Un ristoro veloce prima di iniziare (il risotto va bene-vorrei vedere con cotal paiolo!- la sbrisolona pure).
Arrivano gli iscritti al corso… non solo donne: benissimo! e arrivano anche il fratellino regista e il cameraman…che lusso!!
Il dottor Paolo, il nostro farmacista … c’è ….e guarda soddisfatto.
Breve introduzione del Dott. Gobio Casali, vanto mantovano, studioso ed esperto della celiachia, punto di riferimento per tanti celiaci non solo di Mantova.
Pane, dolci, pizza…Olga che spiega in maniera impeccabile le farine, le loro composizioni e reazioni, i mix e i loro impieghi mentre Manu, instancabile, impasta, gira tra i presenti a mostrare il risultato.
Si toccano gli impasti e si chiede di tutto: rispondono con grande competenza e comprensibilità.
Poi arriva il profumo: i forni (sì, perché a loro disposizione ci sono ben due forni di ultima generazione…mica noccioline!) sono in funzione, poi arrivano gli assaggi: ma che bontà!
Anche senza glutine si può mangiare bene…proviamoci a casa!
Fatto da loro sembra tutto semplice, è vero, ma è alla portata di noi tutti, basta un po’ di impegno. In fondo gli esperimenti li hanno già fatti loro e a noi dicono come fare per avere il meglio: più di così!
Il tempo passa veloce, siamo in chiusura.
Sembra che a tutti spiaccia andarsene: vorrebbero chiedere, parlare, trattenerle ancora.
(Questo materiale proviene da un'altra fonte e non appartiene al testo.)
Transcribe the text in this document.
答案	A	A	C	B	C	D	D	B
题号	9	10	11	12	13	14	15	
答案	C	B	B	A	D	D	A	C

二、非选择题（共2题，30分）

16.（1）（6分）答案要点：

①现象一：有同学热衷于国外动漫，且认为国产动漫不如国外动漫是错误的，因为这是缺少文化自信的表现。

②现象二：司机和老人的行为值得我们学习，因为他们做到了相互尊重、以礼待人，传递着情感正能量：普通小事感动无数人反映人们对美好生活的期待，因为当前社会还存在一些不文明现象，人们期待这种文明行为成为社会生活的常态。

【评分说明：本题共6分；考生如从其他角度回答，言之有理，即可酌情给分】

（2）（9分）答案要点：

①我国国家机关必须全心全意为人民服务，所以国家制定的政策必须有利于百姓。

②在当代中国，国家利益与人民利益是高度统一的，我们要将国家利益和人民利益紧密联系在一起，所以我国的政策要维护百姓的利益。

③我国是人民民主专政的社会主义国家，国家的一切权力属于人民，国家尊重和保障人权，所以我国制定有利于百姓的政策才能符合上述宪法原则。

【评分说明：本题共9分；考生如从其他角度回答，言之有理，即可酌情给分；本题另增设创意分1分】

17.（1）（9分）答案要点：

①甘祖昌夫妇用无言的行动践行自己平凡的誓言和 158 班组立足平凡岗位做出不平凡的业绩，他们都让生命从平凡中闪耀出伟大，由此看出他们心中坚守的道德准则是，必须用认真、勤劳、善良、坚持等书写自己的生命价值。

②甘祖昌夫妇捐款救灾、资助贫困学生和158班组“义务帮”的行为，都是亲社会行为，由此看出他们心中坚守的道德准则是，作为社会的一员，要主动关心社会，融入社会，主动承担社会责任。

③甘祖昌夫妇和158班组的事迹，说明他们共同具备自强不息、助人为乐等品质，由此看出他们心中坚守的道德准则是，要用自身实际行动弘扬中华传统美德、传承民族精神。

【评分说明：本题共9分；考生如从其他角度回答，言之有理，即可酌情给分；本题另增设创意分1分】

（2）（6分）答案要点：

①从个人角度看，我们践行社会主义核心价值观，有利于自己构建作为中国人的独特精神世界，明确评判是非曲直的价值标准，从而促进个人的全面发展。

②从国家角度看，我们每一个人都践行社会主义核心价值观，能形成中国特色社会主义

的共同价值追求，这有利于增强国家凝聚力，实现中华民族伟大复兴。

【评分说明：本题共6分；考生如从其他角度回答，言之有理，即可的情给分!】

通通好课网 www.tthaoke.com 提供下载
Manu e Fabrizio devono tornare a casa, impegni di lavoro: peccato, avremmo voluto trattenerli, ci abbiamo provato ma abbiamo capito che non era possibile.
Torneranno, siamo sicuri: a Fabrizio ho promesso la sbrisolona versione originale (con lo strutto) e poi …a Manu è piaciuto tutto ed era felice di essere venuta.
Ci siamo abbracciate come se ci conoscessimo da sempre…è nata un’amicizia!
Io sono più fortunata dei partecipanti al corso: mi godo la compagnia di Olga anche per la serata.
Questa mattina li abbiamo accolti, lei e Andrea, nella nostra casetta con un buon caffè e le ultime due chiacchiere.
Baci e abbracci e un classico delle partenze: il treno.
Niente fazzoletti che sventolano, forse un occhietto un po’ lucido (il mio) e la promessa di rivederci, con o senza corso: aspettiamo anche te amica mia!

Forse pecco di presunzione ma…mi sembra che si siano trovati tutti bene a Mantova e sia rimasta la voglia di vedere qualcosa di più della mia bella città…
Olga, Manu, sappiate che abbiamo ancora tanto da imparare!